Instructor guide¶

Example sections to include in the instructor guide are mentioned below.

Why we teach this lesson¶

Power monitoring is critical for modern HPC systems due to:

Operating cost reduction: Energy is typically 20-30% of HPC operating budgets. Understanding power enables workload optimization, job scheduling, and facility planning that directly reduce costs.
Environmental responsibility: HPC data centers consume megawatts of power with significant carbon footprint. Power-aware computing aligns with sustainability goals and regulatory requirements (EU Green Deal, carbon neutrality targets).
Performance optimization: Power is not just an operational concern—it constrains performance. Understanding power budgets, thermal limits, and power delivery constraints allows better performance/power trade-offs.
System reliability: Power monitoring enables predictive maintenance, thermal management, and prevents equipment damage from overheating or power delivery failures.
Workload characterization: Different applications have vastly different power signatures. Power data enables accurate energy accounting, fair resource billing, and identifying inefficient code patterns.
Emerging architectures: Heterogeneous systems (CPU+GPU, like Grace Hopper) require sophisticated power attribution. Students must understand these technologies to work with modern supercomputers.

This lesson transforms students from passive consumers of HPC resources into informed practitioners who can measure, analyze, and optimize power consumption.

Timing¶

Episode 0: Power Monitoring Introduction

Core lecture content: 60-90 minutes
- Energy vs Power fundamentals: 15 min (with examples)
- Power monitoring hierarchy: 15 min (system architecture discussion)
- Monitoring systems overview: 15 min (feature comparison)
- In-band vs Out-of-band: 15-20 min (detailed trade-offs)
- Power baseline concepts: 15-20 min (calibration methods)
Break: 10 minutes
Total: ~110-120 minutes

Episode 1: Power Monitoring Systems

Technical deep-dives: 120-150 minutes
- HDEEM system: 10-15 min
- Intel RAPL (Part 1 & 2): 25-30 min (architecture + MSR details)
- AMD RAPL: 10-15 min (compatibility focus)
- Fujitsu A64FX: 10-15 min (custom processor specifics)
- NVIDIA GPU (NVML): 15-20 min (API + practical usage)
- AMD GPU: 10-15 min (comparison with NVIDIA)
- NVIDIA GRACE CPU: 10-15 min (sysfs interface)
- NVIDIA GRACE HOPPER: 15-20 min (heterogeneous complexity)
- Case studies (LUMI, Karolina): 20-25 min (real data + models)
Break: 10 minutes
Total: ~140-170 minutes

Quiz Assessment

Episode 0 Quiz: 30-40 minutes (18 MCQ + 3 conceptual)
Episode 1 Quiz: 60-90 minutes (22 MCQ + 6 analysis questions)

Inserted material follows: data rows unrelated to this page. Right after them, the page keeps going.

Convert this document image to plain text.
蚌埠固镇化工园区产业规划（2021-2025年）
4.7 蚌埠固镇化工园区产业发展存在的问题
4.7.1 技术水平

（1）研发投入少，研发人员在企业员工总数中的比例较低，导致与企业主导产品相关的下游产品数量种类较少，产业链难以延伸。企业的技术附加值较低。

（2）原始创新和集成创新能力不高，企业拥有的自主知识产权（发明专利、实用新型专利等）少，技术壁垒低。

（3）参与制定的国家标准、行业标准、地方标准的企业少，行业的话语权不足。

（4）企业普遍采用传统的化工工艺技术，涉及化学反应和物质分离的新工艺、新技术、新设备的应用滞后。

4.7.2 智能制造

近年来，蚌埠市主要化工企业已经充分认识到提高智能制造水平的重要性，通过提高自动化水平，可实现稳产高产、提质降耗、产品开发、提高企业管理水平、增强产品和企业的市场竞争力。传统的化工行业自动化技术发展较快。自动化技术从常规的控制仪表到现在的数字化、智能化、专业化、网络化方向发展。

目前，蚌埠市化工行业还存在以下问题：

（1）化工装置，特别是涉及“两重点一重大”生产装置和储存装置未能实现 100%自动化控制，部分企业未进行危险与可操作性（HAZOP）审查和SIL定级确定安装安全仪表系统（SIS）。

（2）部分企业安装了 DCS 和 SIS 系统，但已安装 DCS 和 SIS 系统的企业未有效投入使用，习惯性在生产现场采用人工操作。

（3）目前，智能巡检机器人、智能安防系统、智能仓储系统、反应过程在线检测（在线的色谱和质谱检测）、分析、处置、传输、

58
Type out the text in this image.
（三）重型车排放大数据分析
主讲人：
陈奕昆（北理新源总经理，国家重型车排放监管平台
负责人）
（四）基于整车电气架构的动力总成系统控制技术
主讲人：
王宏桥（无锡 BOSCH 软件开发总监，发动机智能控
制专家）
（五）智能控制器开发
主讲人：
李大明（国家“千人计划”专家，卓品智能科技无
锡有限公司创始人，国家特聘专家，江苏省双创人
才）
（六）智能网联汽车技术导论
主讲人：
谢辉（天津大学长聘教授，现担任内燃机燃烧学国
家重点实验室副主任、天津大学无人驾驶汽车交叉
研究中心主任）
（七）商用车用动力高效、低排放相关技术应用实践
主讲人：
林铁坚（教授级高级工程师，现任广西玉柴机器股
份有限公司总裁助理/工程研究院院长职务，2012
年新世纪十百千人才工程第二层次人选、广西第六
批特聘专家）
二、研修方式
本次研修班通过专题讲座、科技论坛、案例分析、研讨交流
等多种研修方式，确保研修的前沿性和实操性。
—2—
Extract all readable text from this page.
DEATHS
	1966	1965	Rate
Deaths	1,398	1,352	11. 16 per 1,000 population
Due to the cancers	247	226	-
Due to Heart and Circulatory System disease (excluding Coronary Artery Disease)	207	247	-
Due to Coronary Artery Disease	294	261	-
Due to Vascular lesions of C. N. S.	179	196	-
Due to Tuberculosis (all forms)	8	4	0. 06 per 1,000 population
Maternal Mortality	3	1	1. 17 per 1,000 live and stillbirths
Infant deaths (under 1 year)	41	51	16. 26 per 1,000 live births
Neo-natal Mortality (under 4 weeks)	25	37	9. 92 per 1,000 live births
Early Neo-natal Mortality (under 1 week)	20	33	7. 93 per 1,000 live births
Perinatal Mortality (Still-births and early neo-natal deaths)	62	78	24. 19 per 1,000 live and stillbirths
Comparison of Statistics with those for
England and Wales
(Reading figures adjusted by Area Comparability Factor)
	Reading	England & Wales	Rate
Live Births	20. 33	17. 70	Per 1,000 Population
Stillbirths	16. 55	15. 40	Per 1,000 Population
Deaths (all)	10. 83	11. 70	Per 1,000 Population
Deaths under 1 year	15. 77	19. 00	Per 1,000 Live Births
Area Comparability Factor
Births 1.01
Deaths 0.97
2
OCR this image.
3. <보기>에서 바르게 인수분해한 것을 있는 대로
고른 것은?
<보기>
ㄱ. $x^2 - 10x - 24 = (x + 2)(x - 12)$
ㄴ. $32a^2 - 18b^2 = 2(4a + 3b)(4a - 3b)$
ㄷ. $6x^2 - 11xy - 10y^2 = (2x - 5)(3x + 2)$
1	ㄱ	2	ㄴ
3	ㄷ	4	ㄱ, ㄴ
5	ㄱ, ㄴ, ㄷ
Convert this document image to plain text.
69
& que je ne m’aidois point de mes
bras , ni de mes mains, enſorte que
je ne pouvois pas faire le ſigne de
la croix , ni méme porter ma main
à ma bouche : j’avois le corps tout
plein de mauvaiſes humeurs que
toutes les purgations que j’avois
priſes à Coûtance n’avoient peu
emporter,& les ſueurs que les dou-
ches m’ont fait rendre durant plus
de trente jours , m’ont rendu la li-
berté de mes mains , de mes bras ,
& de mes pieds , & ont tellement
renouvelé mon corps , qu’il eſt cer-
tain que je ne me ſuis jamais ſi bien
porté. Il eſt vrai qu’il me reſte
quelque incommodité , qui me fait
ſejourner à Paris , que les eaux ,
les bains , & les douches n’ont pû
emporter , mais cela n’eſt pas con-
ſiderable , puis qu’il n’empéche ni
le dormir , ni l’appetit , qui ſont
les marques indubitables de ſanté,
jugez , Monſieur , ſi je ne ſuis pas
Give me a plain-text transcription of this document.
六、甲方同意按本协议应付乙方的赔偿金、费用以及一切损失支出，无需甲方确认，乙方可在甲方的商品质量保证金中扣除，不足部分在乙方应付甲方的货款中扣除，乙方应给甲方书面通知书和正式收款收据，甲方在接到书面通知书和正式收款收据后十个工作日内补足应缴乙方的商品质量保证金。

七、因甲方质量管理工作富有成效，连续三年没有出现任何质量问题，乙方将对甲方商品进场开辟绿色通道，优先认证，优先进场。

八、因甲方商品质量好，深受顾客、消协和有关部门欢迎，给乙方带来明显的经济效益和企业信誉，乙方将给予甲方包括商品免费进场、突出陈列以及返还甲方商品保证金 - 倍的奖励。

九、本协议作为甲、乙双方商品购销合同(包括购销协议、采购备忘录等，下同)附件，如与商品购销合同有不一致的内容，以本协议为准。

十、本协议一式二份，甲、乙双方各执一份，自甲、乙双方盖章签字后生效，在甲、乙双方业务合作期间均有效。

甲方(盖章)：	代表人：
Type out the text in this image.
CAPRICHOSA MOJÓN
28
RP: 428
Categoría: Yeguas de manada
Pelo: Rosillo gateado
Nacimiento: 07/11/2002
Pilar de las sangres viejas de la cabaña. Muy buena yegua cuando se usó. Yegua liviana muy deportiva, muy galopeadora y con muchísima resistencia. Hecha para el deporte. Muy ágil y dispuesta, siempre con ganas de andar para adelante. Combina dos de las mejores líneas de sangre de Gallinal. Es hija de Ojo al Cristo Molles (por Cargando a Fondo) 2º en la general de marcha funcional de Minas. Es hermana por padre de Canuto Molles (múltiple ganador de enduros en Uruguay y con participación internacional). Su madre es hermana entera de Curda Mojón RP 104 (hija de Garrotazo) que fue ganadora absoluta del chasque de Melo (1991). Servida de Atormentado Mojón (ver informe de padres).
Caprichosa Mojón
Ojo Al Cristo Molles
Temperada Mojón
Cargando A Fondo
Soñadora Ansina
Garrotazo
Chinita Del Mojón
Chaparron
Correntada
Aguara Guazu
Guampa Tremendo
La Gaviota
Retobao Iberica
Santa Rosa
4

Recommended structure: Teach Episode 0 on Day 1, Episode 1 on Day 2, Quiz assessment as homework or final session.

Hardware requirements¶

Minimum Setup for Demonstrations:

Linux workstation or access to HPC compute node with:
- Intel or AMD processor (2nd Gen Intel Xeon Scalable or newer, or AMD EPYC)
- BIOS settings allowing MSR access (no Secure Boot, or MSR module loaded)
- 4+ GB RAM
- 10 GB disk space

Optional but Recommended:

NVIDIA GPU (any modern generation) with CUDA toolkit and NVML library for GPU power monitoring demos
AMD GPU (MI series) with AMD ROCm for GPU power demos
Access to actual HPC system (e.g., LUMI, Karolina, Frontier) for real-world data examples
PDU or facility-level power monitoring infrastructure (for showing out-of-band measurements)

Software Stack:

Linux kernel 5.0+ with perf tools (linux-tools package)
Python 3.7+ with NumPy, SciPy, Matplotlib
intel-rapl-msr or equivalent RAPL reader (can use sysfs)
NVIDIA drivers + NVML library (if GPU demos intended)
amd-smi CLI tool for AMD GPU (if available)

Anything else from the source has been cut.